Saliency CNN Analysis

Attention analysis of convolutional neural networks for classification of skin ultrasound images

About The Project
Getting Started
- Prerequisites
- Installation
Bibliography

About The Project

When verifying the performance of neural networks, the issues of interpretability (interpreting), explainability (explaining) or understanding of artificial intelligence systems are raised.
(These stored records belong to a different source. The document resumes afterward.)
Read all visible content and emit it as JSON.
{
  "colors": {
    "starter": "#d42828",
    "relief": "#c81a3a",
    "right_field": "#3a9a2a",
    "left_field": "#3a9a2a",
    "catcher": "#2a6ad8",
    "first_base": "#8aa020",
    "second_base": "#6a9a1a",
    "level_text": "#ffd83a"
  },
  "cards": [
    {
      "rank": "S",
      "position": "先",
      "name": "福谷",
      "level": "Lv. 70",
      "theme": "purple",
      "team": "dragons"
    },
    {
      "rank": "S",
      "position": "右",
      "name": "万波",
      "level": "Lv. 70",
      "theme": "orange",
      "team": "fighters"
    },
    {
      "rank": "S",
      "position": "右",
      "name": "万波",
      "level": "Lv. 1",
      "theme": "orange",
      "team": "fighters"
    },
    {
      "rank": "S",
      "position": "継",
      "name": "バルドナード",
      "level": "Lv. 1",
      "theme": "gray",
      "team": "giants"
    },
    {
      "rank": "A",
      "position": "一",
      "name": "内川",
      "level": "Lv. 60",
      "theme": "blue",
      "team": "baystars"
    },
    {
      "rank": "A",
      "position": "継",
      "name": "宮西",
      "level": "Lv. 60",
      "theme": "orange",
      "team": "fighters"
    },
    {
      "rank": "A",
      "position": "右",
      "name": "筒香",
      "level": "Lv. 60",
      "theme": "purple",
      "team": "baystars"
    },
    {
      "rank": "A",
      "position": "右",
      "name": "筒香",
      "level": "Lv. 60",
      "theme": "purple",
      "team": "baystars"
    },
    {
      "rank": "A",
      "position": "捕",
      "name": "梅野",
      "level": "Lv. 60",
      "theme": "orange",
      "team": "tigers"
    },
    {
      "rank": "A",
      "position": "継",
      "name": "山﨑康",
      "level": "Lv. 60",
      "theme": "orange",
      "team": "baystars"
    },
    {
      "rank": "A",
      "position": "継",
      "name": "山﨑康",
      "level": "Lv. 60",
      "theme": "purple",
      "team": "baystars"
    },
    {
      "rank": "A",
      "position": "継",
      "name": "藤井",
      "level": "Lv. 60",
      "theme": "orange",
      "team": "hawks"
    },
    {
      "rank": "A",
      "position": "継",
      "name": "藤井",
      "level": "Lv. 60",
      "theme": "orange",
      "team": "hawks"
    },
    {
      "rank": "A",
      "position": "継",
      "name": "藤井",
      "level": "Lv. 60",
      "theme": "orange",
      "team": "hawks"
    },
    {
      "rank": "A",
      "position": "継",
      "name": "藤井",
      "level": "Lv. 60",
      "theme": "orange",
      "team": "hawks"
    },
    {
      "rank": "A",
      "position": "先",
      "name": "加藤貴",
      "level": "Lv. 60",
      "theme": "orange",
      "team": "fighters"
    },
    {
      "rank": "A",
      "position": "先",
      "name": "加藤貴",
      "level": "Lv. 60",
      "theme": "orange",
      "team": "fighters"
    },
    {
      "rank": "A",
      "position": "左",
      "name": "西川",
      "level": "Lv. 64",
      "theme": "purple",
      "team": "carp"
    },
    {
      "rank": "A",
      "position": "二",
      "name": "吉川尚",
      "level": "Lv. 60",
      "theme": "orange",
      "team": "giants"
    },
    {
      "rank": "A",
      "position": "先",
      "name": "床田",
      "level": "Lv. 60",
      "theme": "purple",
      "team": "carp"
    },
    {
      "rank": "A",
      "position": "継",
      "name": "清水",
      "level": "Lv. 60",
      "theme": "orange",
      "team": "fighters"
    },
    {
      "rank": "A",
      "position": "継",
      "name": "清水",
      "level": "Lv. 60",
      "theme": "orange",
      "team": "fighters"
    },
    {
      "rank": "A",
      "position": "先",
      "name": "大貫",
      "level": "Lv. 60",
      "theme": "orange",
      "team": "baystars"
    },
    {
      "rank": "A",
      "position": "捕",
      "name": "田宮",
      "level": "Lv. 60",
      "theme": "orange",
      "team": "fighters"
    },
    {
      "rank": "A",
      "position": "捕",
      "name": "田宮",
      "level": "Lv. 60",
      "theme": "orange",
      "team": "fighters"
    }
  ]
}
The latter is most often defined as the ability to characterize the model's behavior, its functioning, without penetrating the internal structure.

Interpretability - how easy it is for a person to understand why the model made a particular decision, i.e. assigned a specific label to the data being classified. In the case of images or texts, this concept can be defined as the mapping of the model's prediction (i.e., an abstract label, concept) to a known set of input data - pixels or separate words.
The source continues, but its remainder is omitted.